The 46-year-old man who had no driver’s license and 164 citations when he was arrested in connection with the hit-and-run incident that killed a McKinley High School student Feb. 15 was charged Tuesday.
Mitchel Yoshiji Miyashiro was charged with first-degree negligent homicide in the death of 16-year-old Sara Yara. Yara was in a marked crosswalk on Kapiolani Boulevard with a friend who was also wounded, according to a release from the Department of the Prosecuting
Attorney.
The investigation by police and prosecutors took nearly nine months to result in charges.
Miyashiro was charged by information, a process in which a prosecutor presents written information to a judge who then decides whether the charges are warranted, according to the DPA.
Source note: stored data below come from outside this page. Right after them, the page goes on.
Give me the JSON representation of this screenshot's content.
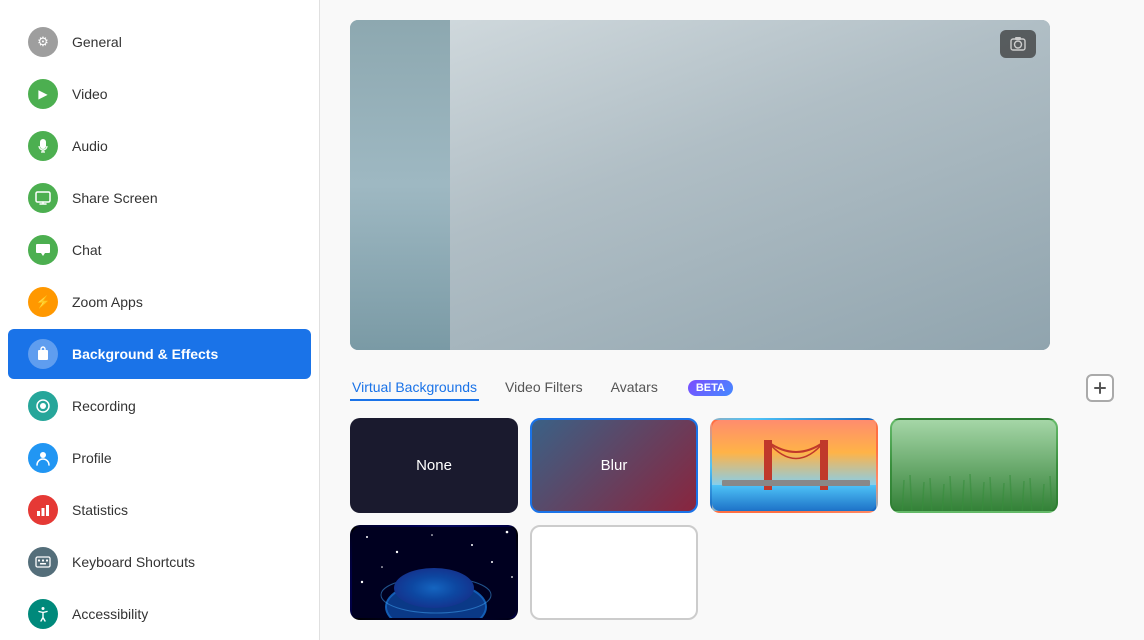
{
  "sidebar": {
    "items": [
      {
        "id": "general",
        "label": "General",
        "icon": "⚙",
        "iconBg": "icon-gray",
        "active": false
      },
      {
        "id": "video",
        "label": "Video",
        "icon": "▶",
        "iconBg": "icon-green",
        "active": false
      },
      {
        "id": "audio",
        "label": "Audio",
        "icon": "🎧",
        "iconBg": "icon-green",
        "active": false
      },
      {
        "id": "share-screen",
        "label": "Share Screen",
        "icon": "□",
        "iconBg": "icon-green",
        "active": false
      },
      {
        "id": "chat",
        "label": "Chat",
        "icon": "💬",
        "iconBg": "icon-green",
        "active": false
      },
      {
        "id": "zoom-apps",
        "label": "Zoom Apps",
        "icon": "⚡",
        "iconBg": "icon-orange",
        "active": false
      },
      {
        "id": "background-effects",
        "label": "Background & Effects",
        "icon": "👤",
        "iconBg": "icon-blue",
        "active": true
      },
      {
        "id": "recording",
        "label": "Recording",
        "icon": "⊙",
        "iconBg": "icon-teal",
        "active": false
      },
      {
        "id": "profile",
        "label": "Profile",
        "icon": "👤",
        "iconBg": "icon-blue",
        "active": false
      },
      {
        "id": "statistics",
        "label": "Statistics",
        "icon": "📊",
        "iconBg": "icon-bar-chart",
        "active": false
      },
      {
        "id": "keyboard-shortcuts",
        "label": "Keyboard Shortcuts",
        "icon": "⌨",
        "iconBg": "icon-keyboard",
        "active": false
      },
      {
        "id": "accessibility",
        "label": "Accessibility",
        "icon": "♿",
        "iconBg": "icon-accessibility",
        "active": false
      }
    ]
  },
  "main": {
    "tabs": [
      {
        "id": "virtual-backgrounds",
        "label": "Virtual Backgrounds",
        "active": true
      },
      {
        "id": "video-filters",
        "label": "Video Filters",
        "active": false
      },
      {
        "id": "avatars",
        "label": "Avatars",
        "active": false
      }
    ],
    "beta_label": "BETA",
    "add_button_label": "+",
    "tiles": [
      {
        "id": "none",
        "label": "None",
        "type": "none",
        "selected": false
      },
      {
        "id": "blur",
        "label": "Blur",
        "type": "blur",
        "selected": true
      },
      {
        "id": "bridge",
        "label": "",
        "type": "bridge",
        "selected": false
      },
      {
        "id": "grass",
        "label": "",
        "type": "grass",
        "selected": false
      },
      {
        "id": "space",
        "label": "",
        "type": "space",
        "selected": false
      },
      {
        "id": "blank",
        "label": "",
        "type": "blank",
        "selected": false
      }
    ]
  }
}
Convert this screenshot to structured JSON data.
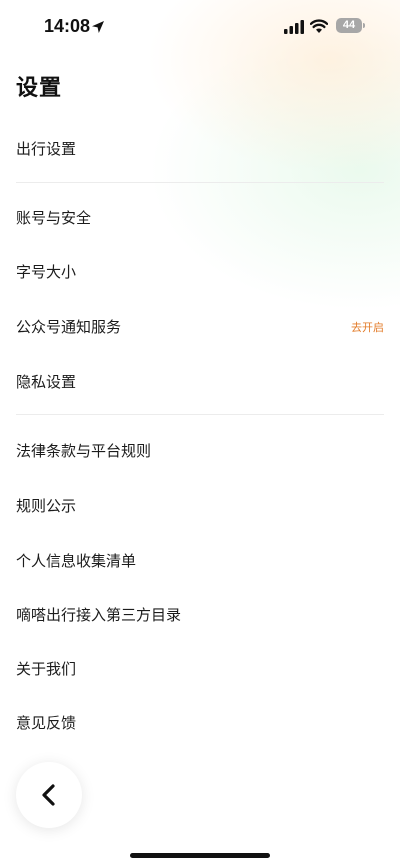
{
  "status_bar": {
    "time": "14:08",
    "battery": "44"
  },
  "page": {
    "title": "设置"
  },
  "menu": {
    "travel_settings": "出行设置",
    "account_security": "账号与安全",
    "font_size": "字号大小",
    "public_account_notification": "公众号通知服务",
    "public_account_notification_action": "去开启",
    "privacy_settings": "隐私设置",
    "legal_terms": "法律条款与平台规则",
    "rules_announcement": "规则公示",
    "personal_info_list": "个人信息收集清单",
    "third_party_directory": "嘀嗒出行接入第三方目录",
    "about_us": "关于我们",
    "feedback": "意见反馈"
  },
  "colors": {
    "accent": "#e37c2a",
    "divider": "#ececec"
  }
}
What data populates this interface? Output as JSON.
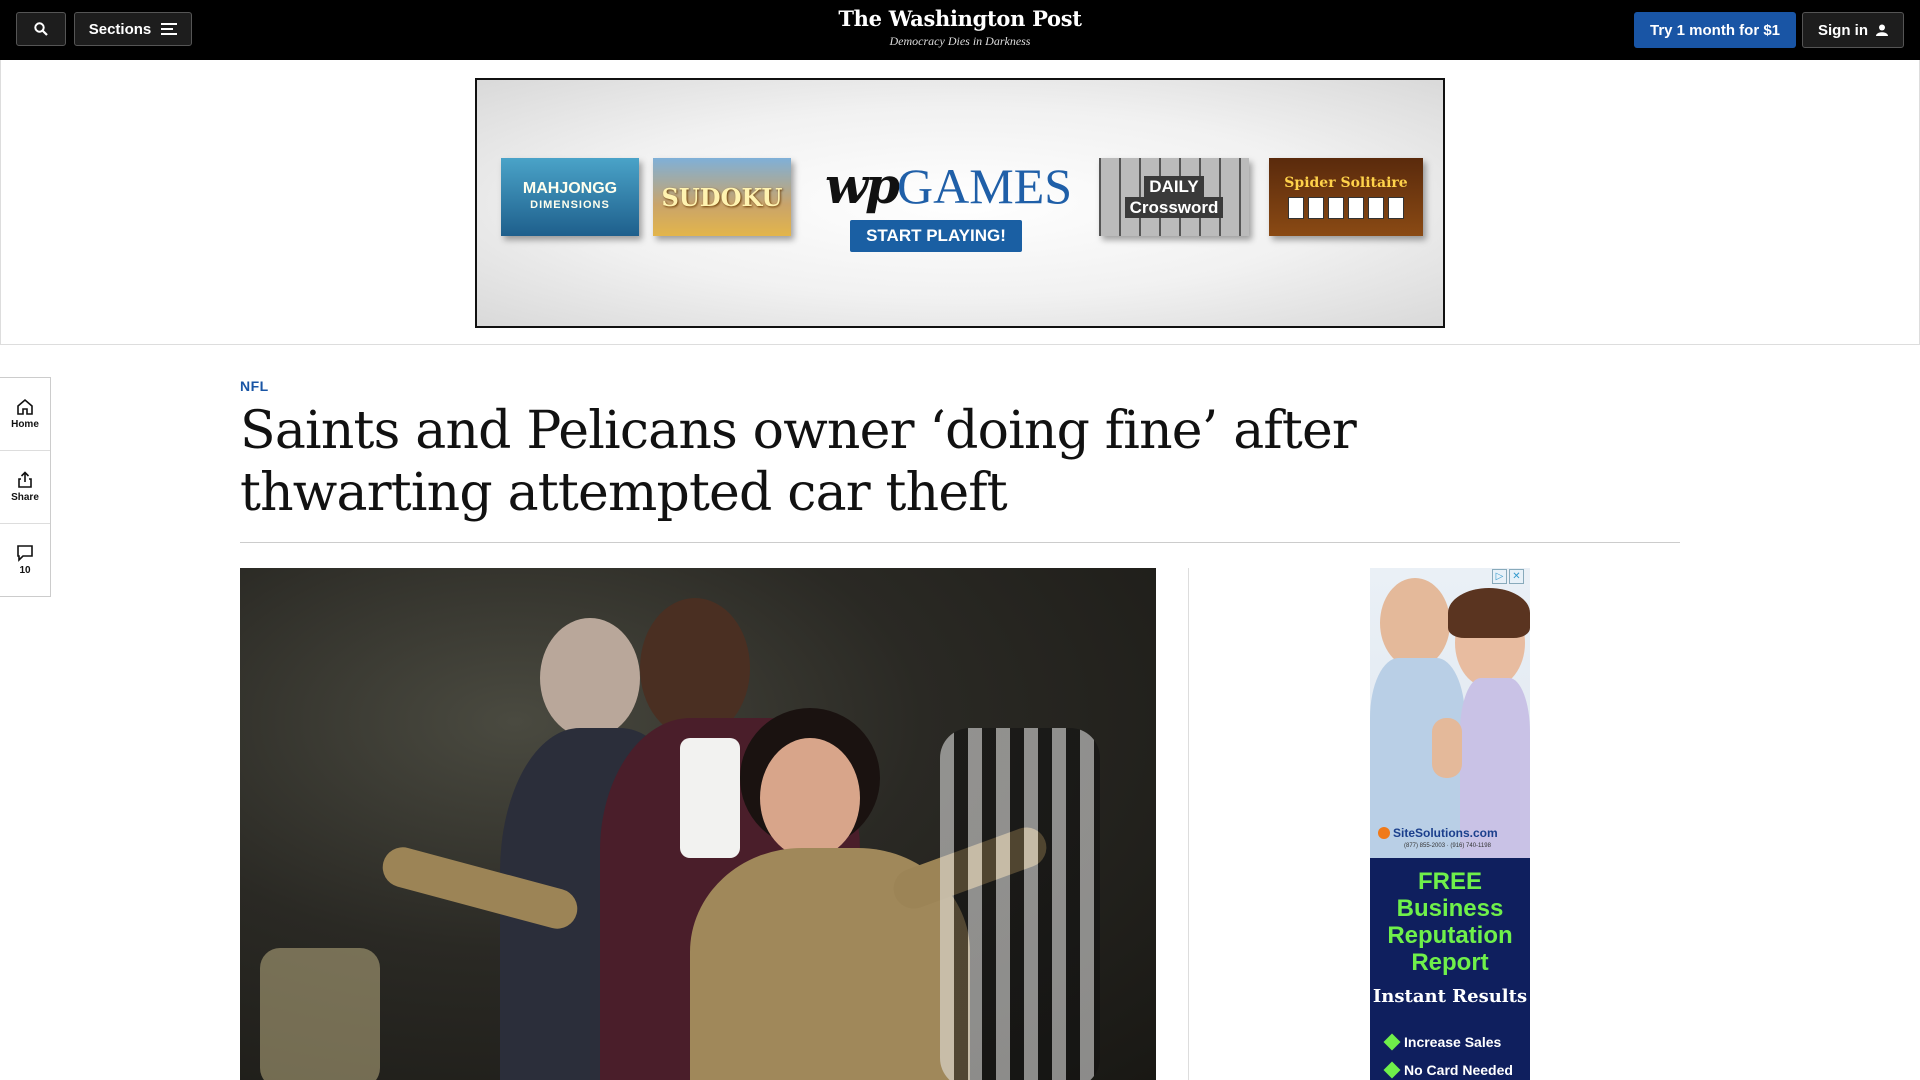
{
  "header": {
    "sections_label": "Sections",
    "logo": "The Washington Post",
    "tagline": "Democracy Dies in Darkness",
    "trial_label": "Try 1 month for $1",
    "signin_label": "Sign in",
    "accent_color": "#1955a5"
  },
  "banner_ad": {
    "tiles": {
      "mahjongg_line1": "MAHJONGG",
      "mahjongg_line2": "DIMENSIONS",
      "sudoku": "SUDOKU",
      "crossword_line1": "DAILY",
      "crossword_line2": "Crossword",
      "solitaire": "Spider Solitaire"
    },
    "brand_wp": "wp",
    "brand_games": "GAMES",
    "cta": "START PLAYING!"
  },
  "rail": {
    "home": "Home",
    "share": "Share",
    "comments_count": "10"
  },
  "article": {
    "kicker": "NFL",
    "headline": "Saints and Pelicans owner ‘doing fine’ after thwarting attempted car theft"
  },
  "side_ad": {
    "brand": "SiteSolutions.com",
    "phone": "(877) 855-2003 · (916) 740-1198",
    "free_lines": [
      "FREE",
      "Business",
      "Reputation",
      "Report"
    ],
    "instant": "Instant Results",
    "bullets": [
      "Increase Sales",
      "No Card Needed"
    ]
  }
}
Miyashiro is also charged with collisions involving death or serious bodily injury, collisions involving bodily injury, and driving without a license.
“We would like to thank Sara Yara’s family and the broader community for their patience while waiting for these charges,” said Prosecuting Attorney Steve Alm in a statement. “As much as we would like to file charges quickly, it is more important to get the job done right than to get it done fast. Negligent homicide cases require a lot of investigation
to be done and forensic
evidence to be collected and analyzed. We must work with police to build a solid case before we file charges, and we believe we have done that in this case. We thank HPD for its tireless work.”
Miyashiro had 164 prior traffic citations, according to state court records, and pleaded not guilty to driving without a license nine days before he allegedly killed Yara and hurt another female student who were in a marked crosswalk at the intersection of Kapiolani Boulevard and Kamakee Street near the school’s athletic field shortly after 6:40 a.m. Feb. 15.
Miyashiro turned himself in to Honolulu police at about 6:30 p.m. the next
day and was arrested.
How someone with a driving record like Miyashiro’s remained on the road is a
legal loophole lawmakers vowed to assess in the aftermath of Yara’s death. The car he was driving the morning Yara was killed is registered to his parents.
Miyashiro’s attorney, Richard Sing, declined
comment.
Negligent homicide and collisions involving death or serious bodily injury are Class B felonies punishable by up to 10 years in prison.
Alm said if Miyashiro is convicted of first-degree negligent homicide, he will try to use Kaulana’s Law, HRS 706-662(7), which “allows enhanced sentencing of up to 20 years for a driver who did not remain at the scene of a fatal crash and render reasonable assistance.”
“It’s pretty simple,” Alm said. “If you don’t have a
license, you do not belong on the road. And if you have a license, you must obey traffic laws and drive with aloha. We can prevent so many tragedies from happening by slowing down and being cautious.”
In 2005, Hawaii lawmakers decriminalized most of the state’s traffic code as part of an effort to focus resources on more serious offenses.
It allowed violators to pay fines by mail rather than appear in court.
Before 2005, police could arrest motorists for any violation of the traffic code, and violators had the right to a trial.
Offenders with money could pay an attorney and demand a trial, hoping that the officer would not be able to appear and that the traffic case would be dismissed for lack of a speedy trial.
Police would often use traffic offenses as probable cause in instances when they suspected more serious offenses were occurring.
According to state court records, Miyashiro has been issued traffic citations and charged with traffic misdemeanor crimes at a rate of more than six a year since he was cited for speeding May 29, 1996.
Since Jan. 12, 2018, he has been charged 12 times with driving without a license or driving with a suspended
license.
Six of those 12 stops for driving without a license happened in 2018.
Since his initial citation for speeding in 1996, Miyashiro has been cited for driving more than 80 miles per hour, using a fraudulent insurance card, not having insurance, driving with inoperable taillights and headlights, being in a collision involving property damage and other traffic violations.
Over the course of his
27-year stretch of traffic offenses, Miyashiro has pleaded no contest, been granted deferred acceptances of his no-contest pleas, been found guilty and paid hundreds of dollars in fines and fees, according to court records.
Not once was he jailed for his driving offenses. He is being held in lieu of $250,000 bail.
Less than a week after the crash, state and county officials held a news conference announcing the installation of speed humps or raised crosswalks along Kapiolani Boulevard and Pensacola Street, which border the campus.
A camera to document vehicles that run red lights already was scheduled to be activated prior to the fatal incident at the Kapiolani-Kamakee intersection as part of the state Department of Transportation’s Red-Light Safety Program.